The government has reclassified London & Continental Railways, the company building the Channel Tunnel Rail Link and which Sir Adrian Montague is trying to buy. Instead of being regarded as a private sector company over which the government exercises strong influence, it will now be a public sector enterprise. The timing is odd and it isn’t yet clear what this would mean for Sir Adrian, an ex-Treasury adviser, and his team. However, wouldn’t it be tidy if a consortium of Treasury alumni were to take LCR’s £5bn of debt straight back off the government’s books.

We’re keeping close tabs on the BOC/Linde bid situation. Despite speculation over the weekend that a revised bid may be very close, we think the talks have some way to go, as Richard Milne reported in Saturday’s paper. It’s a bit like waiting for the main verb in German: you know it’s coming; you just have to hang on a bit.

We’ll do more tonight on John Griffith-Jones, the man destined to be the next chairman of KPMG in the UK. It’s an opportunity not only to look at him and KPMG but also to look at the broader changing of the guard in UK accounting.
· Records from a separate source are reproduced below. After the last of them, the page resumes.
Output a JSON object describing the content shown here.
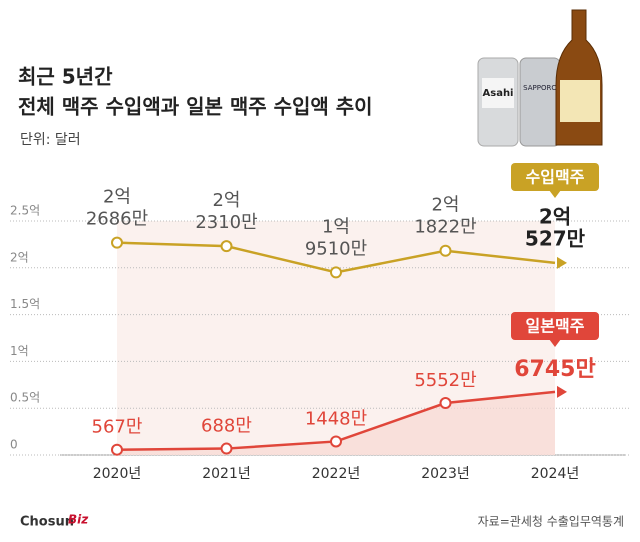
{
  "chart_data": {
    "type": "line",
    "title": [
      "최근 5년간",
      "전체 맥주 수입액과 일본 맥주 수입액 추이"
    ],
    "subtitle": "단위: 달러",
    "source": "자료=관세청 수출입무역통계",
    "logo": [
      "Chosun",
      "Biz"
    ],
    "categories": [
      "2020년",
      "2021년",
      "2022년",
      "2023년",
      "2024년"
    ],
    "series": [
      {
        "name": "수입맥주",
        "color": "#c9a225",
        "values": [
          2.2686,
          2.231,
          1.951,
          2.1822,
          2.0527
        ],
        "value_labels": [
          [
            "2억",
            "2686만"
          ],
          [
            "2억",
            "2310만"
          ],
          [
            "1억",
            "9510만"
          ],
          [
            "2억",
            "1822만"
          ],
          [
            "2억",
            "527만"
          ]
        ]
      },
      {
        "name": "일본맥주",
        "color": "#e0463a",
        "values": [
          0.0567,
          0.0688,
          0.1448,
          0.5552,
          0.6745
        ],
        "value_labels": [
          [
            "567만"
          ],
          [
            "688만"
          ],
          [
            "1448만"
          ],
          [
            "5552만"
          ],
          [
            "6745만"
          ]
        ]
      }
    ],
    "ylim": [
      0,
      2.5
    ],
    "yticks": [
      0,
      {
        "value": 0.5,
        "label": "0.5억"
      },
      {
        "value": 1,
        "label": "1억"
      },
      {
        "value": 1.5,
        "label": "1.5억"
      },
      {
        "value": 2,
        "label": "2억"
      },
      {
        "value": 2.5,
        "label": "2.5억"
      }
    ],
    "grid": true
  }
}
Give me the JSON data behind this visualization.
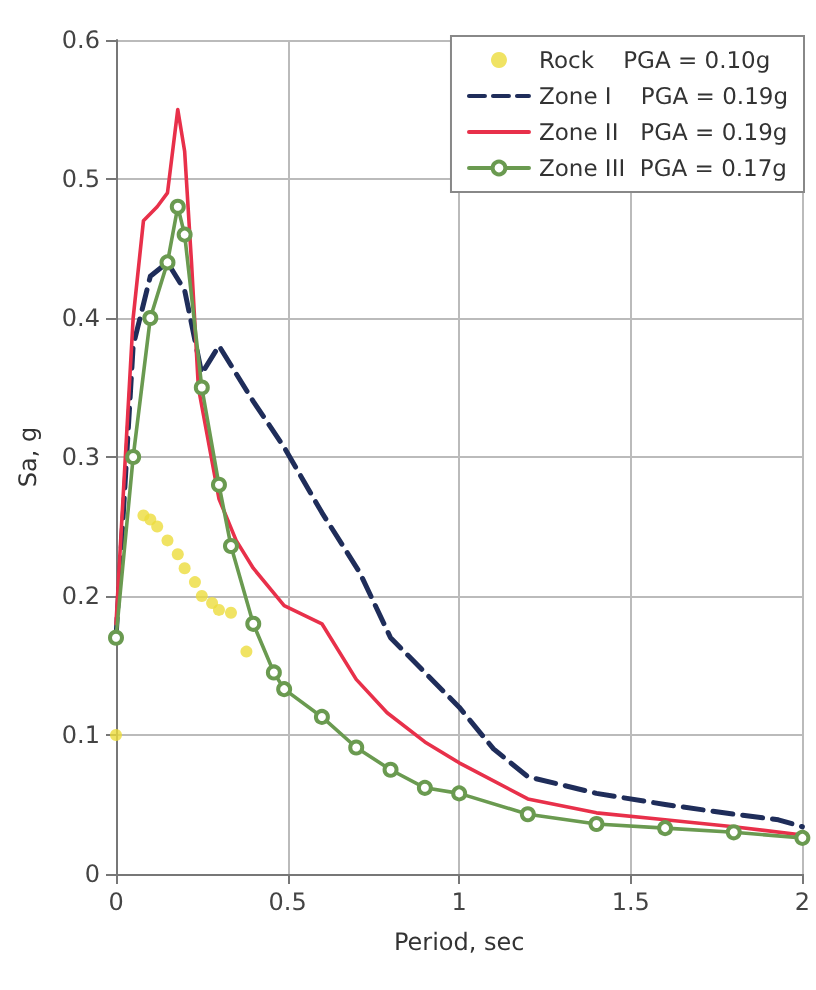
{
  "chart_data": {
    "type": "line",
    "xlabel": "Period, sec",
    "ylabel": "Sa, g",
    "xlim": [
      0,
      2
    ],
    "xticks": [
      0,
      0.5,
      1,
      1.5,
      2
    ],
    "ylim": [
      0,
      0.6
    ],
    "yticks": [
      0,
      0.1,
      0.2,
      0.3,
      0.4,
      0.5,
      0.6
    ],
    "grid": true,
    "legend": "top right",
    "series": [
      {
        "name": "Rock    PGA = 0.10g",
        "type": "scatter",
        "marker": "circle",
        "color": "#ecdc3c",
        "x": [
          0,
          0.08,
          0.1,
          0.12,
          0.15,
          0.18,
          0.2,
          0.23,
          0.25,
          0.28,
          0.3,
          0.335,
          0.38
        ],
        "values": [
          0.1,
          0.258,
          0.255,
          0.25,
          0.24,
          0.23,
          0.22,
          0.21,
          0.2,
          0.195,
          0.19,
          0.188,
          0.16
        ]
      },
      {
        "name": "Zone I    PGA = 0.19g",
        "line_style": "dashed",
        "marker": "none",
        "color": "#1f2d5a",
        "x": [
          0,
          0.05,
          0.1,
          0.15,
          0.2,
          0.25,
          0.3,
          0.4,
          0.49,
          0.6,
          0.71,
          0.8,
          0.9,
          1,
          1.1,
          1.2,
          1.4,
          1.6,
          1.8,
          1.93,
          2
        ],
        "values": [
          0.17,
          0.38,
          0.43,
          0.44,
          0.42,
          0.36,
          0.38,
          0.34,
          0.307,
          0.26,
          0.217,
          0.17,
          0.145,
          0.12,
          0.09,
          0.07,
          0.058,
          0.05,
          0.043,
          0.039,
          0.034
        ]
      },
      {
        "name": "Zone II   PGA = 0.19g",
        "line_style": "solid",
        "marker": "none",
        "color": "#e8304a",
        "x": [
          0,
          0.05,
          0.08,
          0.12,
          0.15,
          0.18,
          0.2,
          0.22,
          0.24,
          0.3,
          0.35,
          0.4,
          0.49,
          0.6,
          0.7,
          0.79,
          0.9,
          1,
          1.2,
          1.4,
          1.6,
          1.8,
          2
        ],
        "values": [
          0.18,
          0.4,
          0.47,
          0.48,
          0.49,
          0.55,
          0.52,
          0.44,
          0.35,
          0.27,
          0.24,
          0.22,
          0.193,
          0.18,
          0.14,
          0.116,
          0.095,
          0.08,
          0.054,
          0.044,
          0.039,
          0.034,
          0.028
        ]
      },
      {
        "name": "Zone III  PGA = 0.17g",
        "line_style": "solid",
        "marker": "circle",
        "color": "#6a9a50",
        "x": [
          0,
          0.05,
          0.1,
          0.15,
          0.18,
          0.2,
          0.25,
          0.3,
          0.335,
          0.4,
          0.46,
          0.49,
          0.6,
          0.7,
          0.8,
          0.9,
          1,
          1.2,
          1.4,
          1.6,
          1.8,
          2
        ],
        "values": [
          0.17,
          0.3,
          0.4,
          0.44,
          0.48,
          0.46,
          0.35,
          0.28,
          0.236,
          0.18,
          0.145,
          0.133,
          0.113,
          0.091,
          0.075,
          0.062,
          0.058,
          0.043,
          0.036,
          0.033,
          0.03,
          0.026
        ]
      }
    ]
  }
}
And have a read, if you missed it, of Paul Myners’s very interesting piece in this weekend’s Sunday Telegraph. He discusses some of the issues facing boards confronted with cash bids, such as the pressure on directors and the changing behaviour of investors. His central contention, that less attention should be paid to short-term share price performance, is hackneyed and not very helpful. But he makes a number of other suggestions worthy of debate. The takeover timetable should be extended, he says. (Others in the City believe it should in fact be shortened). Boards and their advisers should report to investors more thoroughly on the alternatives to accepting a cash bid. Institutional investors should be more careful about lending stock, he adds. And regulators need to do more to force disclosure of stakes built up through contracts for difference.